Pugnarono in quei dí, della pugna fu grande il fracasso.
390E come due leoni, d’intorno ad un cervo abbattuto,
l’un contro l’altro, furore spirando, si avventano, e orrendo
suona il ruggito loro, lo strepito suona dei denti:
come avvoltoi dall’unghie rapaci, dal becco ricurvo
che sopra un’alta rupe si batton con fiero clangore,
395per una capra alpestre, per una selvatica pingue
cervia, che un giovinetto, vibrando una freccia dall’arco,
trafisse; ed egli poi, dei luoghi inesperto, lontano
andò vagando: quelli la videro súbito, e intorno
impetuosamente le corsero, ad aspro conflitto:
400cosí quelli, gridando, balzarono l’uno su l’altro.

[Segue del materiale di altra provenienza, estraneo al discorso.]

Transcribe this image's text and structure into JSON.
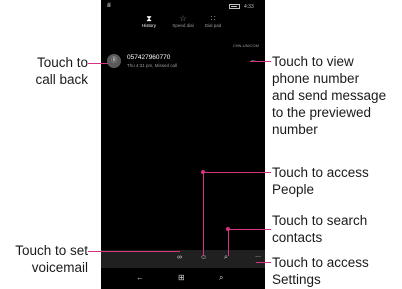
{
  "status_bar": {
    "signal": "ıl ıl",
    "time": "4:33"
  },
  "tabs": [
    {
      "icon": "⧗",
      "label": "History"
    },
    {
      "icon": "☆",
      "label": "Speed dial"
    },
    {
      "icon": "∷",
      "label": "Dial pad"
    }
  ],
  "operator": "CHN-UNICOM",
  "call": {
    "avatar": "Ⓡ",
    "number": "057427960770",
    "meta": "Thu 4:31 pm, Missed call",
    "arrow": "←"
  },
  "app_bar": {
    "voicemail_icon": "∞",
    "people_icon": "☺",
    "search_icon": "⌕",
    "more": "..."
  },
  "nav_bar": {
    "back": "←",
    "start": "⊞",
    "search": "⌕"
  },
  "annotations": {
    "call_back": [
      "Touch to",
      "call back"
    ],
    "view_number": [
      "Touch to view",
      "phone number",
      "and send message",
      "to the previewed",
      "number"
    ],
    "people": [
      "Touch to access",
      "People"
    ],
    "search": [
      "Touch to search",
      "contacts"
    ],
    "settings": [
      "Touch to access",
      "Settings"
    ],
    "voicemail": [
      "Touch to set",
      "voicemail"
    ]
  },
  "colors": {
    "annotation_line": "#d63384",
    "screen_bg": "#000000"
  }
}
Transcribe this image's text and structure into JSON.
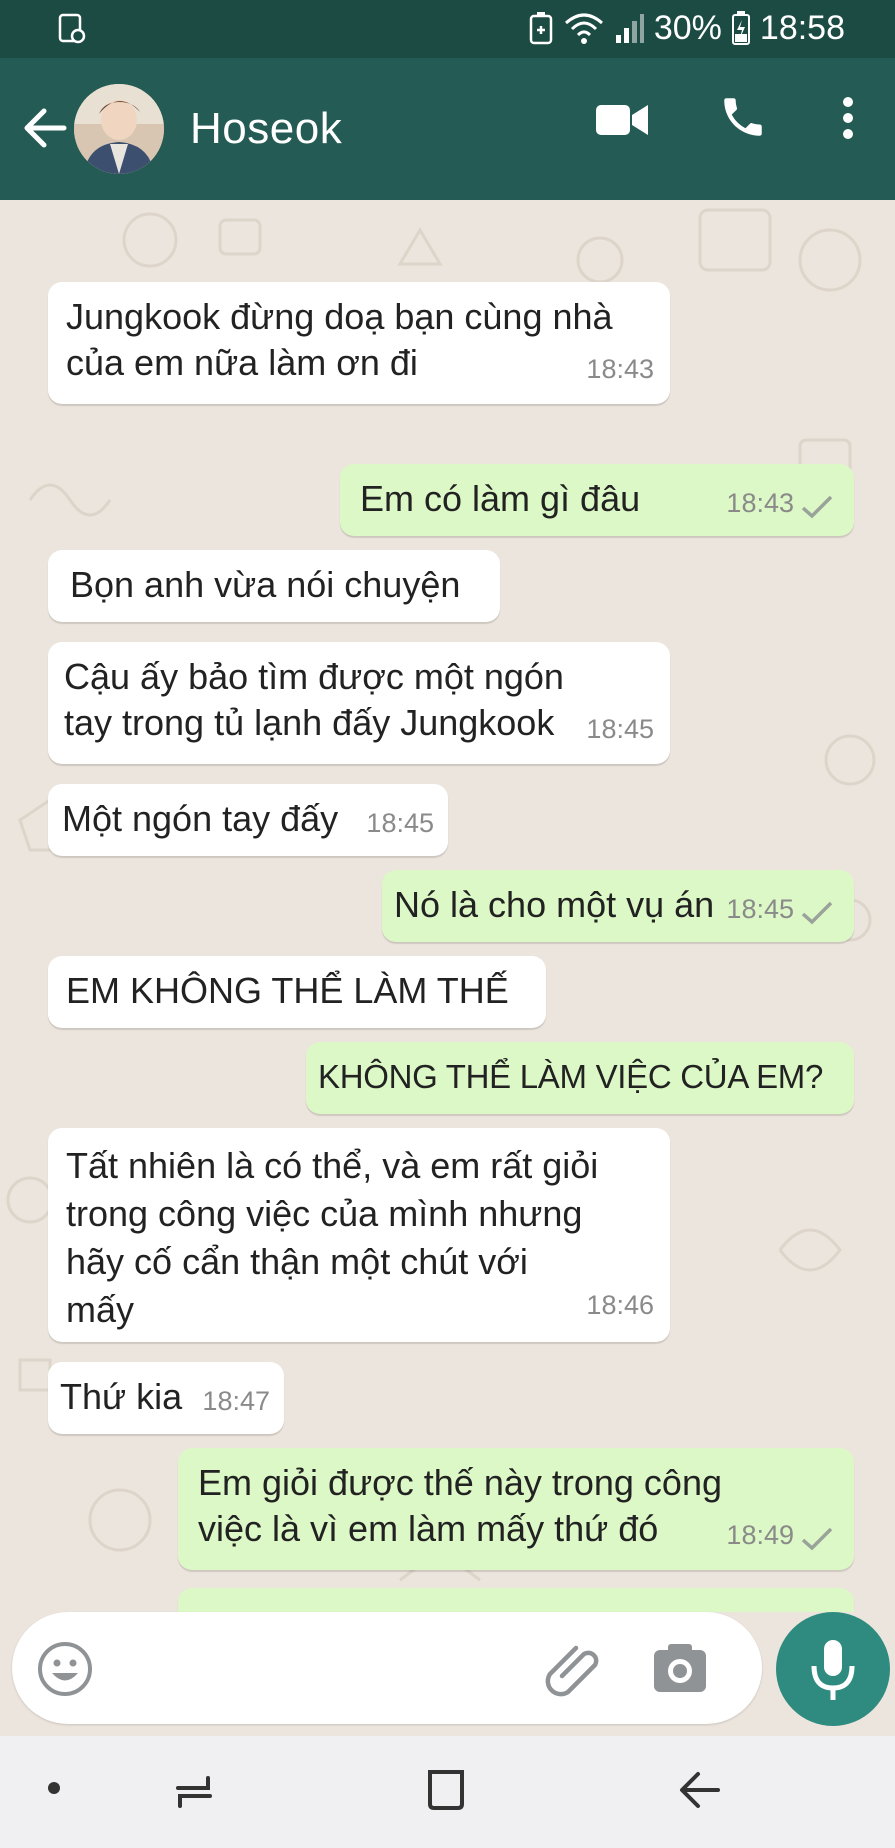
{
  "status_bar": {
    "battery_percent": "30%",
    "time": "18:58"
  },
  "app_bar": {
    "contact_name": "Hoseok"
  },
  "messages": [
    {
      "direction": "in",
      "lines": [
        "Jungkook đừng doạ bạn cùng nhà",
        "của em nữa làm ơn đi"
      ],
      "time": "18:43"
    },
    {
      "direction": "out",
      "lines": [
        "Em có làm gì đâu"
      ],
      "time": "18:43"
    },
    {
      "direction": "in",
      "lines": [
        "Bọn anh vừa nói chuyện"
      ],
      "time": ""
    },
    {
      "direction": "in",
      "lines": [
        "Cậu ấy bảo tìm được một ngón",
        "tay trong tủ lạnh đấy Jungkook"
      ],
      "time": "18:45"
    },
    {
      "direction": "in",
      "lines": [
        "Một ngón tay đấy"
      ],
      "time": "18:45"
    },
    {
      "direction": "out",
      "lines": [
        "Nó là cho một vụ án"
      ],
      "time": "18:45"
    },
    {
      "direction": "in",
      "lines": [
        "EM KHÔNG THỂ LÀM THẾ"
      ],
      "time": ""
    },
    {
      "direction": "out",
      "lines": [
        "KHÔNG THỂ LÀM VIỆC CỦA EM?"
      ],
      "time": ""
    },
    {
      "direction": "in",
      "lines": [
        "Tất nhiên là có thể, và em rất giỏi",
        "trong công việc của mình nhưng",
        "hãy cố cẩn thận một chút với",
        "mấy"
      ],
      "time": "18:46"
    },
    {
      "direction": "in",
      "lines": [
        "Thứ kia"
      ],
      "time": "18:47"
    },
    {
      "direction": "out",
      "lines": [
        "Em giỏi được thế này trong công",
        "việc là vì em làm mấy thứ đó"
      ],
      "time": "18:49"
    }
  ],
  "icons": {
    "back": "arrow-left-icon",
    "video": "video-camera-icon",
    "call": "phone-icon",
    "menu": "more-vert-icon",
    "emoji": "emoji-icon",
    "attach": "paperclip-icon",
    "camera": "camera-icon",
    "mic": "microphone-icon"
  },
  "colors": {
    "app_bar": "#245c55",
    "outgoing_bubble": "#dcf8c6",
    "incoming_bubble": "#ffffff",
    "chat_background": "#ece5dd",
    "mic_button": "#2f8b7f"
  }
}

E qui, Cigno, bramoso d’uccidere il figlio di Giove
onnipossente, vibrò sul suo scudo la lancia di bronzo;
né il bronzo si spezzò: ché schermo fe’ l’opra del Nume.
Ercole, invece, il figlio possente d’Anfitrïóne,
405gagliardamente immerse fra l’elmo e lo scudo la lancia,
nel collo, ov’esso ignudo pareva, al disotto del mento.
Il frassino omicida recise l’un tèndine e l’altro,
ché grande era la forza del colpo. E piombò come quercia
piomba, o scoscesa rupe, colpita dal folgor di Giove.
410Cosí piombò: su lui suonarono l’armi di bronzo.
E allora lo lasciò di Giove l’impavido figlio,
ed aspettò guardingo l’arrivo di Marte omicida,
fissandolo con occhi terribili, al par d’un leone
che in una preda s’imbatte, la pelle con l’unghie possenti
415cupidamente gli fende, ne sazia l’ingorda sua brama,
e, sfavillando tremendo negli occhi, le spalle ed i fianchi
coi pié gli scava, e sferza la coda, e nessuno che veda
farglisi contro ardisce, combatter con lui faccia a faccia.